Os outros

Não vou atender. Repito a cada toque. Passa da meia-noite, eu preciso dormir. E mesmo longe você vem me tirando o sono, hoje não. Já é quinta-feira, minhas olheiras estão enormes, assim como minha fome. Fome de tudo que não há no cardápio. Fome do que a vida não me serviu. Eu nem vou até o quarto, onde o celular toca. Quarenta minutos depois me ajeito para dormir e aí dou uma olhada, três chamadas suas. É instintivo: te ligo.

Você pede pra que eu pare de suspirar, mas está frio, e meu peito ainda dói. Eu acabei de ouvir Leoni, numa versão de " Os outros", e achei lindo. Lembrei de você. Não digo isso. Porque não pensei em você em todos estes dias, só agora, e se eu dissesse você ia achar que tenho pensando tanto em você, como quando era o início antes de tudo ocupar o seu lugar na minha vida, antes de qualquer coisa ocupar o meu lugar na sua vida.

Conversa banal.

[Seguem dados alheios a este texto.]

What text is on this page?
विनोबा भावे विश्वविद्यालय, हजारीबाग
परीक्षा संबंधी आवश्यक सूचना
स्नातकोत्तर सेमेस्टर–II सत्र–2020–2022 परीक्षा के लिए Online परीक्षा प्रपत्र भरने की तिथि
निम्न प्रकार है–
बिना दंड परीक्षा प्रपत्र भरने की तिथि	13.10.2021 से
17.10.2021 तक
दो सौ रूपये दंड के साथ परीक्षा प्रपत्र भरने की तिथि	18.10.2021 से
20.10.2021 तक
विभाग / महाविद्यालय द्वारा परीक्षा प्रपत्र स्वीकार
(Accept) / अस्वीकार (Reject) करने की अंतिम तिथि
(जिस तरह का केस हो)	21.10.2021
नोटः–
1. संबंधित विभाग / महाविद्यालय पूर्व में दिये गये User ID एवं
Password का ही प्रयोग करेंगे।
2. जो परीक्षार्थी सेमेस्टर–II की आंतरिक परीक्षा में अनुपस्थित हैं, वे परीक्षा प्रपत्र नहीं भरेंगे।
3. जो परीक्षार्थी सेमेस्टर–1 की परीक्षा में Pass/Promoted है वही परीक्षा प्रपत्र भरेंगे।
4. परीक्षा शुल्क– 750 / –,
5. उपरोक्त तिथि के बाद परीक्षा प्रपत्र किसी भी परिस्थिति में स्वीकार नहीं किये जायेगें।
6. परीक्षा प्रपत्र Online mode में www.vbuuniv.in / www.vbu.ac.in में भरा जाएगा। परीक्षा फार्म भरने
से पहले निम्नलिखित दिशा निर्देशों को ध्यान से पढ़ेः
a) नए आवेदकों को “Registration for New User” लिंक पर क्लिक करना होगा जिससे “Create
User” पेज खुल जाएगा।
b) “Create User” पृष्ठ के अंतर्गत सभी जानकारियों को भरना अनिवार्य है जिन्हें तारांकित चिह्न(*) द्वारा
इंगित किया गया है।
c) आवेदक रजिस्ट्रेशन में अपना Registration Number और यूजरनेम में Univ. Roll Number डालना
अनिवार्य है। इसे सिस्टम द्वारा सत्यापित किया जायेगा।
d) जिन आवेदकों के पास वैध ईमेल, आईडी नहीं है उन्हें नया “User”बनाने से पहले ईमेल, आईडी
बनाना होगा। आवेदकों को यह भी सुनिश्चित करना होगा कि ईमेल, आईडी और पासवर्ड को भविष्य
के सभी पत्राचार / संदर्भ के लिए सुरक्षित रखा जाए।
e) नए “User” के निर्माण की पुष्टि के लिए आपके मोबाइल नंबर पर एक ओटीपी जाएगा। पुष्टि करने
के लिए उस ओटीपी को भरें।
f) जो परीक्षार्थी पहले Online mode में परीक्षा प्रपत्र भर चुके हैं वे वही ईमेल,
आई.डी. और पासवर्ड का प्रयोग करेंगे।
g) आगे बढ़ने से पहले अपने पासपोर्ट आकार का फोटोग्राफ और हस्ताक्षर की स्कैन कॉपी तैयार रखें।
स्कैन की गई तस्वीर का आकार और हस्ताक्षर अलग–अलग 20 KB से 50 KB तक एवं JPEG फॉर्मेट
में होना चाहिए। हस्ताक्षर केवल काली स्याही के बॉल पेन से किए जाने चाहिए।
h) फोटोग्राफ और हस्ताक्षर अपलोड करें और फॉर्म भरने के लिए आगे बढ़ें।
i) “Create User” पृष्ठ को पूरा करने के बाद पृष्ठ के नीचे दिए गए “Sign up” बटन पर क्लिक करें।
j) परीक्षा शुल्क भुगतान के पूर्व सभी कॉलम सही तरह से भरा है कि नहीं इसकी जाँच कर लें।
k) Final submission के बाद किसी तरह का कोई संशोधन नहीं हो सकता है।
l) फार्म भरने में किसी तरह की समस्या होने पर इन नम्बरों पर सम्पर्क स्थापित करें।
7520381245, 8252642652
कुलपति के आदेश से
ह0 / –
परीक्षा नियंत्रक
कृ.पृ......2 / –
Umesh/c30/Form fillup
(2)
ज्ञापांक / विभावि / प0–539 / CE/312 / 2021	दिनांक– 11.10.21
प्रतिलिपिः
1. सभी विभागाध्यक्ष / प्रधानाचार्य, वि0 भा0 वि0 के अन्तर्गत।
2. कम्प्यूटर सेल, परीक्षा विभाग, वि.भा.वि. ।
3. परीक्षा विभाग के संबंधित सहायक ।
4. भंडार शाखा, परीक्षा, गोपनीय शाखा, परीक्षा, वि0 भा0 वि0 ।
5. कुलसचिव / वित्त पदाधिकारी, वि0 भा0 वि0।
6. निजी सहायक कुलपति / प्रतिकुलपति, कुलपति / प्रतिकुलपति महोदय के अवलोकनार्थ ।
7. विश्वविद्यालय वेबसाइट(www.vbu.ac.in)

Pergunto como está todo mundo na sua casa, como está sua aula, "já está de férias?", sugere que façamos alguma coisa, eu digo que sim. Mas nem me passa pela cabeça o que poderíamos fazer sem soar estranho. Aliás, esta ligação é estranha. Pergunto da sua nova namorada, " e ela está bem?", penso em perguntar o porque ligou pra mim e não pra ela, desisto e pergunto apenas porque me ligou tantas vezes, "fiquei preocupada", diz que queria me acordar e me pergunta manhoso se eu estava dormindo. Não eu não estava e dessa vez não vou mentir pra te fazer feliz, respondo: "Eu estava assistindo a um filme", pergunta porque não atendi antes, só ouvi chamar uma vez, e não quis interromper o filme.

Meia verdade. A verdade inteira é que fiquei com medo. Foi mais ou menos nessa hora que você me ligou pra dizer que sentia-se acuado pelos seus sentimentos e que sua vontade era ficar comigo pra sempre, mas não dava. Não dava porque havia outra que te tirou o chão e eu era muito real. A possibilidade concreta de um amor pra vida toda, e você não estava preparado pra isso, 20 anos é cedo pra encontrar o amor da sua vida. Entendi, mas não quis ouvir mais nada. Deixei com que você partisse sem lutar por nós, porque nessa hora do fim é sempre hora de lutar por mim mesma. É hora de mostrar pra mim que o amor existe mesmo que seja fora, mesmo que seja longe.

Silêncio, é hora de desligar. Me deseja boa noite, pede pra eu me cuidar e diz que estará livre no sabado à noite. Digo que não vai dar, "outro compromisso". Entende como "há outro cara", digo que pode até ser, mas depois de você, os outros são os outros. Desligamos, e cantarolo a minha parte favorita da música:  a minha vida continua, mas é certo que eu seria sempre sua. Quem pode me entender.